In a recurring sequence, more protests erupted after the death of Amini. A major protest happened in Evin Prison on Oct. 16, where political and anti-Iranian prisoners have been held for many years. A fire was started by prisoners in honor of Amini and to protest the regime. During the protests, gunshots and explosions were heard from outside the prison. In the end, eight prisoners died and several dozen were injured.
While this is a sad reality, the term morality is a contradiction within the realms of policing in Iran. Police are supposed to protect those who cannot be protected. The morality police use tactics of brutal violence, and in some cases, deadly force to get their “message” across. In some brutal and inhumane instances, defying religious sacraments or orders can result in the “moral” execution of an individual.
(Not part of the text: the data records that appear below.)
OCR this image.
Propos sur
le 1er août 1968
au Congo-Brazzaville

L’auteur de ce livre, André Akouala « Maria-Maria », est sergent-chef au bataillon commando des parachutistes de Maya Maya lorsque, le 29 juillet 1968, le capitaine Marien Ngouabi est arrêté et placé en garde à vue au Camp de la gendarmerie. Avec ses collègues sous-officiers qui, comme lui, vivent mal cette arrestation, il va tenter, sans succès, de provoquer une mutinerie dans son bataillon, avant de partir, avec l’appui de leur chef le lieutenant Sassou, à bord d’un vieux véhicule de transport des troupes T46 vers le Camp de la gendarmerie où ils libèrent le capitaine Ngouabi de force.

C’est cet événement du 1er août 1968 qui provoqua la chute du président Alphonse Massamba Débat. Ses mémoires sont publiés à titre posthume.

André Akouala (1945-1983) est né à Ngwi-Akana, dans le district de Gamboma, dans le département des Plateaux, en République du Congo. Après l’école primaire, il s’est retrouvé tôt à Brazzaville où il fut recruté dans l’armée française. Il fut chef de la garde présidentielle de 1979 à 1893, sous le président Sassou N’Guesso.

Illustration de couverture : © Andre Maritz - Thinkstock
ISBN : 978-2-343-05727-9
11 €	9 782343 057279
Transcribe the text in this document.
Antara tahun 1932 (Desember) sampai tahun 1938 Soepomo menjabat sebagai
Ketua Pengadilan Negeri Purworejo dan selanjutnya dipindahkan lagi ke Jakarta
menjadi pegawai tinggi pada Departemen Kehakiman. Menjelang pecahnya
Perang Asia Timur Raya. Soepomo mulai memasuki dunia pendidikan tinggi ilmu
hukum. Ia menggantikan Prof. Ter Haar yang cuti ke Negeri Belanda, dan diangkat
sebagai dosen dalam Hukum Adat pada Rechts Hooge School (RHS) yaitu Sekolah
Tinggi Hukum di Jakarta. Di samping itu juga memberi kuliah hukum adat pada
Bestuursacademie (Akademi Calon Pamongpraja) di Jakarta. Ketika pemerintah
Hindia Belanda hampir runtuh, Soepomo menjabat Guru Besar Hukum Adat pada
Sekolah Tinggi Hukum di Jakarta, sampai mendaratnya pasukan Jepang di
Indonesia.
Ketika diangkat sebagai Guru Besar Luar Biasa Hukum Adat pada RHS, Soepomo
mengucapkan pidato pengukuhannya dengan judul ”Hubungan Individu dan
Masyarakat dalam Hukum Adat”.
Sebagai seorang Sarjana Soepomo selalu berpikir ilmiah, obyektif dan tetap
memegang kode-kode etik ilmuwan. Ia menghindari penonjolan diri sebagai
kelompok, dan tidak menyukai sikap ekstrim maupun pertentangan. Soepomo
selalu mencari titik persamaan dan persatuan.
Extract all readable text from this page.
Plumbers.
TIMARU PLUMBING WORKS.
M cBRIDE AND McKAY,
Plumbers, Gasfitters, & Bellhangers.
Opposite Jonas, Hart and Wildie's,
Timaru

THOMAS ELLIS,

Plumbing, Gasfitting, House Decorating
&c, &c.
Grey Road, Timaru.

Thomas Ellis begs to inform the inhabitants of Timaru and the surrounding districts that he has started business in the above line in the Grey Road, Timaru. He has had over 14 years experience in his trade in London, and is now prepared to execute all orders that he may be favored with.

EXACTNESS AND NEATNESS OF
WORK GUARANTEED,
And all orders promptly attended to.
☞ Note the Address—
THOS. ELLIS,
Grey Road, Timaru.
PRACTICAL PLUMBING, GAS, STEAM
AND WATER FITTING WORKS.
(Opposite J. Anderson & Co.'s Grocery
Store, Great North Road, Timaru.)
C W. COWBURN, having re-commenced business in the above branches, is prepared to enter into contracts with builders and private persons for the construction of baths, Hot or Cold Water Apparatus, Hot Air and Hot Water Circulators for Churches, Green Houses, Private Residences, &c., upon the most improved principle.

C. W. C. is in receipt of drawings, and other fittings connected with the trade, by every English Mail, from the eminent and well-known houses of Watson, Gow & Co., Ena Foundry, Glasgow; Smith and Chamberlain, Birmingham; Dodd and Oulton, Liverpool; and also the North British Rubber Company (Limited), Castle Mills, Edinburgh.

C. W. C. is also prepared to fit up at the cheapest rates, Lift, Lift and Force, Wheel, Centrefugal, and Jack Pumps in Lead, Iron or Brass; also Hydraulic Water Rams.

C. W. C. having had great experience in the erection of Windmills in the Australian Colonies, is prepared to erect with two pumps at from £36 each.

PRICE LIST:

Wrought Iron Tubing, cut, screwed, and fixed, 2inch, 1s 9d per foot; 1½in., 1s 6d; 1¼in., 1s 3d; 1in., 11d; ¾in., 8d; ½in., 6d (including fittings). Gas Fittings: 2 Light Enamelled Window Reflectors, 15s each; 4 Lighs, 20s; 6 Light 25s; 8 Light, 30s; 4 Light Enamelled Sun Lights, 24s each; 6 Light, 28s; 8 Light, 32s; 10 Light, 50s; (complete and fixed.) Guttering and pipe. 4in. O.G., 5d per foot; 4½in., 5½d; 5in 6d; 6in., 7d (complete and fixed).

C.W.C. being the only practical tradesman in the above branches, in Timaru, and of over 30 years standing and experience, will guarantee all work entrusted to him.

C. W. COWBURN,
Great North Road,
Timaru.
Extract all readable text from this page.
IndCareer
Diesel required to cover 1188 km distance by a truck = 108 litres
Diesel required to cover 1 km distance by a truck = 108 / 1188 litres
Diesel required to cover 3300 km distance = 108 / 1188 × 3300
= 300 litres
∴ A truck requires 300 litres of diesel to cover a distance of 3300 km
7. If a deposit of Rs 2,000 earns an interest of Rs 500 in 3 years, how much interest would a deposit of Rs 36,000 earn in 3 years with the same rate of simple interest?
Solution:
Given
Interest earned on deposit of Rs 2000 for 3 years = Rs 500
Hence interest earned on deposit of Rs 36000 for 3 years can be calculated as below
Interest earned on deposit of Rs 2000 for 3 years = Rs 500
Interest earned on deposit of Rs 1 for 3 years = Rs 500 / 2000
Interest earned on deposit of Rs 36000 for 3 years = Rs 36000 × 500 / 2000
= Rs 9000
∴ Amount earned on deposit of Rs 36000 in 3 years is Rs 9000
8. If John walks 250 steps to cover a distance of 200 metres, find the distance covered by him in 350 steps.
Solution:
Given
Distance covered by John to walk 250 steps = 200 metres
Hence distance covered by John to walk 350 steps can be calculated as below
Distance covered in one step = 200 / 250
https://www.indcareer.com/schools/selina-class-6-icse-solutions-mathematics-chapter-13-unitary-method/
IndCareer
The detail that goes into enforcing these laws is sickening. While the Quran says nothing specific or even mentions the enforcement of religious sacraments, it is the best bet that the government created this to please far-right politics. And this policing sector is not just present in Iran but also in Saudi Arabia. Saudi Arabia polices even the simplest of things like women driving a car, something most Americans would take for granted.
Another problem would be the hijabs and face-coverings, which have no room for self-expression and are catered to jealous husbands, who have nothing better to do with their time than let jealousy ruin a woman's life. This type of policing opens the door to a world where women suffer dire consequences because of the actions of men. It is not just wrong morally but it also questions the sanity of the male population in Iran and Saudi Arabia.
In a world where women were designed to be a testament to the beauty of the creator of the universe, there is no room for it because of the power of the patriarchy. A power this big should never exist because it only harms the women in the world.